Council will decide Monday whether to endorse a committee recommendation to approve in principle the creation of a public nuisance bylaw. If council gives the nod, city hall will solicit public opinion on a draft bylaw that was prepared by city staff in consultation with Guelph Police.
Controversial provisions in the draft bylaw include forbidding “protests and rallies that extend beyond 24 consecutive hours” unless a permit is obtained from the city.
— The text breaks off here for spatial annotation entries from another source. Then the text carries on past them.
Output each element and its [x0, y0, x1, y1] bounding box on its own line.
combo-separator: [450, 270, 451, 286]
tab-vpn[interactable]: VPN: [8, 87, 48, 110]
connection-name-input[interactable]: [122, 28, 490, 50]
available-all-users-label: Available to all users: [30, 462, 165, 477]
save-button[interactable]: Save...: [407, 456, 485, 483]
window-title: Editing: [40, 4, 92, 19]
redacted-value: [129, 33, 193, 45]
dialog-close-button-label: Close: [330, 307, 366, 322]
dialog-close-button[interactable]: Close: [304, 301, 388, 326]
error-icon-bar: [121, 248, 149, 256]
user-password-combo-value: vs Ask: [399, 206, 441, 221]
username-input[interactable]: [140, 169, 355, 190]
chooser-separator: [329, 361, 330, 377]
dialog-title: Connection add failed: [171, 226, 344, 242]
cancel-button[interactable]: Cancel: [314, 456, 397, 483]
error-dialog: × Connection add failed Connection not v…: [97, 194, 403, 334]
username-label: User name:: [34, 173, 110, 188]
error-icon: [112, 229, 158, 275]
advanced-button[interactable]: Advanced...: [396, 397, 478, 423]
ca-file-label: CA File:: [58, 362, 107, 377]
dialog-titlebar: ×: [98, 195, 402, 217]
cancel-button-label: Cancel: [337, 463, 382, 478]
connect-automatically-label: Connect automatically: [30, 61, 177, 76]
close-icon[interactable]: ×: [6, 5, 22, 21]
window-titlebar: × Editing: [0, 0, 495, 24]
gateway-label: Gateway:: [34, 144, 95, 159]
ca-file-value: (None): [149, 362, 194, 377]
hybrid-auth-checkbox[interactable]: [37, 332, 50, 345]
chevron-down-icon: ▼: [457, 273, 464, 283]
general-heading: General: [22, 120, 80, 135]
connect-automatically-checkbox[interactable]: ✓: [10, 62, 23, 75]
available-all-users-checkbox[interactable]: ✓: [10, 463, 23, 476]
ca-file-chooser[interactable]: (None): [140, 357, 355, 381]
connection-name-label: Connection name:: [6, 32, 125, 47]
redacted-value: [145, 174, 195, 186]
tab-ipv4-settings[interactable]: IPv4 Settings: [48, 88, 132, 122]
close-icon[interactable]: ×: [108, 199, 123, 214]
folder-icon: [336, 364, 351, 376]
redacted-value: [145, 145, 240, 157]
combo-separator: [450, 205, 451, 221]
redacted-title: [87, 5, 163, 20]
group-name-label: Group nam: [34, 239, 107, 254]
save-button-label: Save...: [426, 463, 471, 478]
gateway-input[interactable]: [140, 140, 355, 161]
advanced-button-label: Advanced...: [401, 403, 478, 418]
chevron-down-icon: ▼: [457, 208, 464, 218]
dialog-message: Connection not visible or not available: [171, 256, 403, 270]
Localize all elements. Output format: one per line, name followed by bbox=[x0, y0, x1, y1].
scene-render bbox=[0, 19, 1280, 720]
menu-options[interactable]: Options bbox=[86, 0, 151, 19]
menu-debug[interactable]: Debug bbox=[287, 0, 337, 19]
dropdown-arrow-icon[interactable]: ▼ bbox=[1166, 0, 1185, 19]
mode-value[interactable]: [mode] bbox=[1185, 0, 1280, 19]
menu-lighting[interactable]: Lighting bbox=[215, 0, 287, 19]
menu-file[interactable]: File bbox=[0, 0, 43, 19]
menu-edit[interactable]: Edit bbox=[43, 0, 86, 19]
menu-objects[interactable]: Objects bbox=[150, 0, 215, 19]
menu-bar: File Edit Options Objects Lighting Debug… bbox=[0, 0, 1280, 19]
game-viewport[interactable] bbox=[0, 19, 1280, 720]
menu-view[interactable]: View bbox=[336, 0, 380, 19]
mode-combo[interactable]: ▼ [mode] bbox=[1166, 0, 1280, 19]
The bylaw would also make it an offence to camp or construct temporary structures on city property, unless the city has granted a permit.
Asked if she’s concerned about the draft bylaw’s limits on protests, Farbridge said there have been “safety and security issues” associated with some protests in the past in Guelph.
“I think it is worthwhile exploring it,” she said, to see what limits might justifiably be placed on such protests.
The part of the bylaw that Farbridge zeroed in on, though, was the part dealing with “nuisance parties” on private property.
The draft bylaw would allow enforcement officials to “disperse parties as well as close roadways to restrict the party from increasing.” It also establishes the authority of the city to “recover costs incurred while addressing nuisance parties” – from the party’s host or from the property owner.
There have been cases in the past where city hall has “not been able to respond effectively” to concerns of citizens, Farbridge said. “The big one is the impact on neighbourhoods of large parties,” she added.
The proposed public nuisance bylaw could help the city deal better with complaints about such parties, she said.
However, Farbridge isn’t sold on all parts of the draft bylaw.
“I have a personal reaction to some things” in the draft bylaw, she said. “I wonder what the implications are.” For example, she said, “is this going to limit buskers playing music outside the farmers’ market?”
Farbridge said she wants to “hear more discussion” about how the public nuisance bylaw “will actually play out.”
If council does approve in principle a public nuisance bylaw on Monday, it shouldn’t be taken as a council endorsement of every element in the draft bylaw presented by staff, Farbridge stressed.